Location
- Country: United States
- State: Alaska
- Census Area: Dillingham

Physical characteristics
- • coordinates: 59°02′52″N 159°16′11″W﻿ / ﻿59.04778°N 159.26972°W
- Mouth: Nushagak Bay
- • location: 15 miles (24 km) southwest of Dillingham
- • coordinates: 59°09′03″N 158°53′20″W﻿ / ﻿59.15083°N 158.88889°W
- • elevation: 0 ft (0 m)

= Snake River (Nushagak Bay) =

Snake River is a river in southwest Alaska, USA. It forms the outflow of Lake Nunavaugaluk and flows initially in southeastern, later in a predominantly southern direction, where it has a strong meandering behavior with numerous river loops and oxbow lakes. 15 km above the mouth of the Weary River meets the right side of the Snake River.

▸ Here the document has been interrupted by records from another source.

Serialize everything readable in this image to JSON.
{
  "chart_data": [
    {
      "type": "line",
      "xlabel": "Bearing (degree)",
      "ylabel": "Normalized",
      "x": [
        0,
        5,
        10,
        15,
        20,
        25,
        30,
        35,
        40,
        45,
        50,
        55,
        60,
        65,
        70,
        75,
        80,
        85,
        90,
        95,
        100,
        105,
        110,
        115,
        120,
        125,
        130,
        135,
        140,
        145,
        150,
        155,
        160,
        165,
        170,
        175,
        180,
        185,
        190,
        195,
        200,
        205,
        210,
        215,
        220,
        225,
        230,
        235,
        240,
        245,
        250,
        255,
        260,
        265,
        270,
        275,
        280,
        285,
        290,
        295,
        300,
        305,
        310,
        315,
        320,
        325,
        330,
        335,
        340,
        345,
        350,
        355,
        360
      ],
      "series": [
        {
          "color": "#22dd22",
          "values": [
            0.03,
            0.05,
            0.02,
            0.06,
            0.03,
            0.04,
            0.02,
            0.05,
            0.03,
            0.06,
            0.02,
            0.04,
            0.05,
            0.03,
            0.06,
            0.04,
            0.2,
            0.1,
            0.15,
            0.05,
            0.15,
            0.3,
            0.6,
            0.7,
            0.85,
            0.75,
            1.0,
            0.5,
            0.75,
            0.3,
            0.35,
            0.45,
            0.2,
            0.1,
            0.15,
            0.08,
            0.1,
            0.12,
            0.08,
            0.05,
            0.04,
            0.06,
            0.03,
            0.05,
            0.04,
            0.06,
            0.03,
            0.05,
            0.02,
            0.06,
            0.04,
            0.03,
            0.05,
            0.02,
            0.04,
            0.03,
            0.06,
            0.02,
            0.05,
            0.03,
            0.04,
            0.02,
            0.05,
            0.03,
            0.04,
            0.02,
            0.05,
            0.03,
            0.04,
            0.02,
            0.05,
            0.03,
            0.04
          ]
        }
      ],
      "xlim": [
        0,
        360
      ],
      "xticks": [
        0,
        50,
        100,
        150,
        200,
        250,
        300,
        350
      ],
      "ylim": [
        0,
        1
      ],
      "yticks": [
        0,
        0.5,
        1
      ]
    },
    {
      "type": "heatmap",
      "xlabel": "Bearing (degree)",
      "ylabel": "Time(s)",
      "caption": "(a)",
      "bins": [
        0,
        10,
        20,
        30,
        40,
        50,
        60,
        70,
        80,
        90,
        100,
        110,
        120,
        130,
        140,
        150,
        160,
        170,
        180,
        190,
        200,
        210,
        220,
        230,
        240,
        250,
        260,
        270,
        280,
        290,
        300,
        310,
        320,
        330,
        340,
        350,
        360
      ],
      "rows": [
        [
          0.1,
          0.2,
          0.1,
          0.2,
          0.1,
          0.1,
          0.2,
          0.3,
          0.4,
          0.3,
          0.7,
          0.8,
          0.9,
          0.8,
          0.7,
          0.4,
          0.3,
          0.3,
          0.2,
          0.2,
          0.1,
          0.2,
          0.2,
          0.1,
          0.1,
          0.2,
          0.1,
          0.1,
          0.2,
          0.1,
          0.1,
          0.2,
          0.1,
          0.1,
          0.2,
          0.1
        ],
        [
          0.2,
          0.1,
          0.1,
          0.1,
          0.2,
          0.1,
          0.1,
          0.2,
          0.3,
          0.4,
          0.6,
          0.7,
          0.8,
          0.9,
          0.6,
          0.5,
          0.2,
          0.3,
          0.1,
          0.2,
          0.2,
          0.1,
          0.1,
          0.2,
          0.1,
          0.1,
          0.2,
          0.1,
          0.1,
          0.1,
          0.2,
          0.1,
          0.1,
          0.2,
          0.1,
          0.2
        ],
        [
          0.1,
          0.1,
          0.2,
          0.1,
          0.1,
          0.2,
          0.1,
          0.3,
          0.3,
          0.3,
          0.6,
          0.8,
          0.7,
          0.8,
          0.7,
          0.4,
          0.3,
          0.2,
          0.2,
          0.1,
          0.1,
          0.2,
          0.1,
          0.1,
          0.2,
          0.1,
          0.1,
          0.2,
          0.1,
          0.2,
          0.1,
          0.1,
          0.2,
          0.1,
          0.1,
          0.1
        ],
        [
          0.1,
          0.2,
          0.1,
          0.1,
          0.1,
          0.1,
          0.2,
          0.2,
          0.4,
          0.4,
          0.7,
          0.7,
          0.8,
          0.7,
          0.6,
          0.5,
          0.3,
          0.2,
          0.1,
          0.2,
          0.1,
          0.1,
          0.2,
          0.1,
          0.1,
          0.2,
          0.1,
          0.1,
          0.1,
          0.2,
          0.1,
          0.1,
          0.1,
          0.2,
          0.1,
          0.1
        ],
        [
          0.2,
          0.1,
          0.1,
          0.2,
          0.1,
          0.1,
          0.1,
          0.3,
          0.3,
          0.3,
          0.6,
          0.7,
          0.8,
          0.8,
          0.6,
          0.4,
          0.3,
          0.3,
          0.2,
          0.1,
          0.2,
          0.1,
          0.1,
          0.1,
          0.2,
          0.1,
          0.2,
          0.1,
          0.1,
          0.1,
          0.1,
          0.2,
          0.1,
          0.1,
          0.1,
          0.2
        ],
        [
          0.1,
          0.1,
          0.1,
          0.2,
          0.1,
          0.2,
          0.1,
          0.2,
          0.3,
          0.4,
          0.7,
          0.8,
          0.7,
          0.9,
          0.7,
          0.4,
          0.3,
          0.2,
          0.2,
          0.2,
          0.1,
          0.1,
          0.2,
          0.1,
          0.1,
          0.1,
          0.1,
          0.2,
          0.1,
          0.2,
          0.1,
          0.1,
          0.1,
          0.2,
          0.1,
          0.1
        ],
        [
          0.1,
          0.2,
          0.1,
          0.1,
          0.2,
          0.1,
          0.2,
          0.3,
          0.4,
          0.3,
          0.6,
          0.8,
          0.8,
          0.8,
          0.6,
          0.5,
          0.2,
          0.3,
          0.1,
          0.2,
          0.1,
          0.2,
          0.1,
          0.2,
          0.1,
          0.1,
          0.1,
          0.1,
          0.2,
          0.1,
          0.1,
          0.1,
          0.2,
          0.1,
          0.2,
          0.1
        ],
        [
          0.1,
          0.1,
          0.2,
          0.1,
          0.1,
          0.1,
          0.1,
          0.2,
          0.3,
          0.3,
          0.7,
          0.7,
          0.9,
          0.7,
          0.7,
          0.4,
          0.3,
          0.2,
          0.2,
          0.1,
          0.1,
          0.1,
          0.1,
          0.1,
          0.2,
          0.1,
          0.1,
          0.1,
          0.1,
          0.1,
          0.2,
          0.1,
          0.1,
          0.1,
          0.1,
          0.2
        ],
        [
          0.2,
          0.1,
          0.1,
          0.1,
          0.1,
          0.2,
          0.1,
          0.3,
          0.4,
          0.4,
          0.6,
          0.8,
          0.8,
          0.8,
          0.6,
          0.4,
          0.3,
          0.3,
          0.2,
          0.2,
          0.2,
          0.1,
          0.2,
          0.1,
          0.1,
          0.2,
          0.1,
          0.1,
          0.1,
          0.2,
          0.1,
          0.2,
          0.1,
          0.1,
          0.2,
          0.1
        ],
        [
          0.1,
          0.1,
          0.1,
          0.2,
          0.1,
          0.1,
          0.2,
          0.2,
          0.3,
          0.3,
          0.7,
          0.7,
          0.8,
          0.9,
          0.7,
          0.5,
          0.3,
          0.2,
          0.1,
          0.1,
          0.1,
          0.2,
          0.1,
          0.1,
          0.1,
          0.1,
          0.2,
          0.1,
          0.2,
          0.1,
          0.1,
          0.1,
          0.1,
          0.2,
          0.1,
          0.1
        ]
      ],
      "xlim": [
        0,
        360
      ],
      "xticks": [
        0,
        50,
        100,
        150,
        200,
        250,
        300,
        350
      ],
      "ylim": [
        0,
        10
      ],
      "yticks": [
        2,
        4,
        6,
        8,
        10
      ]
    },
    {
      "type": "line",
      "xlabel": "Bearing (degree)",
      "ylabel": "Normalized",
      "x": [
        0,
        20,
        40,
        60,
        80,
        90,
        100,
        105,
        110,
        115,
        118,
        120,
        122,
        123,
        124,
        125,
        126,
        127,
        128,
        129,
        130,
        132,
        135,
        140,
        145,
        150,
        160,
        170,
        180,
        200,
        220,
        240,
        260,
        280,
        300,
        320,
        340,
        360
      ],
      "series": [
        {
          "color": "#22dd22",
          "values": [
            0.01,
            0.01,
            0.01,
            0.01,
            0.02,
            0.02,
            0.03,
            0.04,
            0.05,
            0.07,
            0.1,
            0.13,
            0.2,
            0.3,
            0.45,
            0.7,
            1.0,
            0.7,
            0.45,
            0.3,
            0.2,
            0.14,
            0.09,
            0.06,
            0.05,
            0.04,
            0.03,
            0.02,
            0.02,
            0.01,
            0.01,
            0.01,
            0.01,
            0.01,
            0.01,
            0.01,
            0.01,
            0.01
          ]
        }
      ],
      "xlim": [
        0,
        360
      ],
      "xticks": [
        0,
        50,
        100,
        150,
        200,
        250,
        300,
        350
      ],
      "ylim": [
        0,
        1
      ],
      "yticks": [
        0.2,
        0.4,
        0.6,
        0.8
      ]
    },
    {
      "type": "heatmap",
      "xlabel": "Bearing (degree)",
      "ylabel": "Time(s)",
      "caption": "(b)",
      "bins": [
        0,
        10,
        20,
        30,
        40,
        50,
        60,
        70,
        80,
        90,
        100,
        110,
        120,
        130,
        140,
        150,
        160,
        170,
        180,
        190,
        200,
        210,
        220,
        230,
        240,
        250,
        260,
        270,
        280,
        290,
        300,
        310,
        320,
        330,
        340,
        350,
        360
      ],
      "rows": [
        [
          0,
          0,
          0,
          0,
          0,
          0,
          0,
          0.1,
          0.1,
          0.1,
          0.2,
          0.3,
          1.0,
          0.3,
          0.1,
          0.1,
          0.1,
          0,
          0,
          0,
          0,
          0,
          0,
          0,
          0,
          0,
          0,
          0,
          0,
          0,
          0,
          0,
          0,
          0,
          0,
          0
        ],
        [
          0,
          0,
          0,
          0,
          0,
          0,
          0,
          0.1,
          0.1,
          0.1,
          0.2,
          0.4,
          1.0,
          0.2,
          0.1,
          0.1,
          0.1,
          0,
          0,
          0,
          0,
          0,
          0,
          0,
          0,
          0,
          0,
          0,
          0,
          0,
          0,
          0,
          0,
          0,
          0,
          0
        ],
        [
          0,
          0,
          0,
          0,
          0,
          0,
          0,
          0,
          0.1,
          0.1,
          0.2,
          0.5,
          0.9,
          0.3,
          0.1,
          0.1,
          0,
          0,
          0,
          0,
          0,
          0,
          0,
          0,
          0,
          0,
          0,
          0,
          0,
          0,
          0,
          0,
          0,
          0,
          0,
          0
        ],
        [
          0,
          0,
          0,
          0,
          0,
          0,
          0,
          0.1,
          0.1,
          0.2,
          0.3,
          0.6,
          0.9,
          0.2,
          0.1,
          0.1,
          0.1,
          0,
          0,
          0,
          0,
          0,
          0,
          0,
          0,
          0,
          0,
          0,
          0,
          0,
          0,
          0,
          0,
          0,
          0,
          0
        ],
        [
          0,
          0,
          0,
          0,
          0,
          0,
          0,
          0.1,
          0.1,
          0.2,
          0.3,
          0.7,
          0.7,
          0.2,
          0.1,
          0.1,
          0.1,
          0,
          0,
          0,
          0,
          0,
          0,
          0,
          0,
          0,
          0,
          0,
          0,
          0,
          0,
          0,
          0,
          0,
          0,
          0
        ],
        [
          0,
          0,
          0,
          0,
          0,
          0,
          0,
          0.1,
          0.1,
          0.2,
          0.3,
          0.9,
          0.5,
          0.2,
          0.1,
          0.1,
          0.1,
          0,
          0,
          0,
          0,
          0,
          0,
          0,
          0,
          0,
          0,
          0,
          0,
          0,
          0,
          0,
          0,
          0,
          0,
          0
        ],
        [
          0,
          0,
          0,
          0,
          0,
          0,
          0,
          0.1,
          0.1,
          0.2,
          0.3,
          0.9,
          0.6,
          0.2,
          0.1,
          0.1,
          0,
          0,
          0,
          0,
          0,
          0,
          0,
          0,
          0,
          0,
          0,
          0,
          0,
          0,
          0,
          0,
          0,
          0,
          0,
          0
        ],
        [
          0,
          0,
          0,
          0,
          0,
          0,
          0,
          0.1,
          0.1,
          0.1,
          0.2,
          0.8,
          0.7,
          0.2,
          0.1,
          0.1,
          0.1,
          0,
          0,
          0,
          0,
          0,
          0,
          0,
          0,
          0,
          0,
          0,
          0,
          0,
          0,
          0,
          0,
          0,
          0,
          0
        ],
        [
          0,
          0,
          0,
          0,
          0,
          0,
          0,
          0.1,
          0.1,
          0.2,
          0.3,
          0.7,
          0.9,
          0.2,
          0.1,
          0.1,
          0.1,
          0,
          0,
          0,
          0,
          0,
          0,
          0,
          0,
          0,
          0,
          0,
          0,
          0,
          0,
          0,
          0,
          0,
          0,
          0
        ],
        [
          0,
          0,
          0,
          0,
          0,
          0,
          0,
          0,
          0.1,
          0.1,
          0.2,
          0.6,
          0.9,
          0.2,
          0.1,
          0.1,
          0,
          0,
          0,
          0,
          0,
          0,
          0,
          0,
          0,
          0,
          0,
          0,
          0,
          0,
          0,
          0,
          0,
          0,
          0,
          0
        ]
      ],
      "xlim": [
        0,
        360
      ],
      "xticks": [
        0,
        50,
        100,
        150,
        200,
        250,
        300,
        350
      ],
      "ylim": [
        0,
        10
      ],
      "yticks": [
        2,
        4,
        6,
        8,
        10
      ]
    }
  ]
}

This finally flows 25 km southwest of Dillingham in the Nushagak Bay. Further west flows the Igushik River, and further east the Nushagak River flows into the bay. The river system is used by a smaller population of sockeye salmon (Oncorhynchus nerka) for spawning in summer. The mean discharge at the outflow from Lake Nunavaugaluk is 15.4 m³/s. The highest discharges occur in May and June during the snowmelt.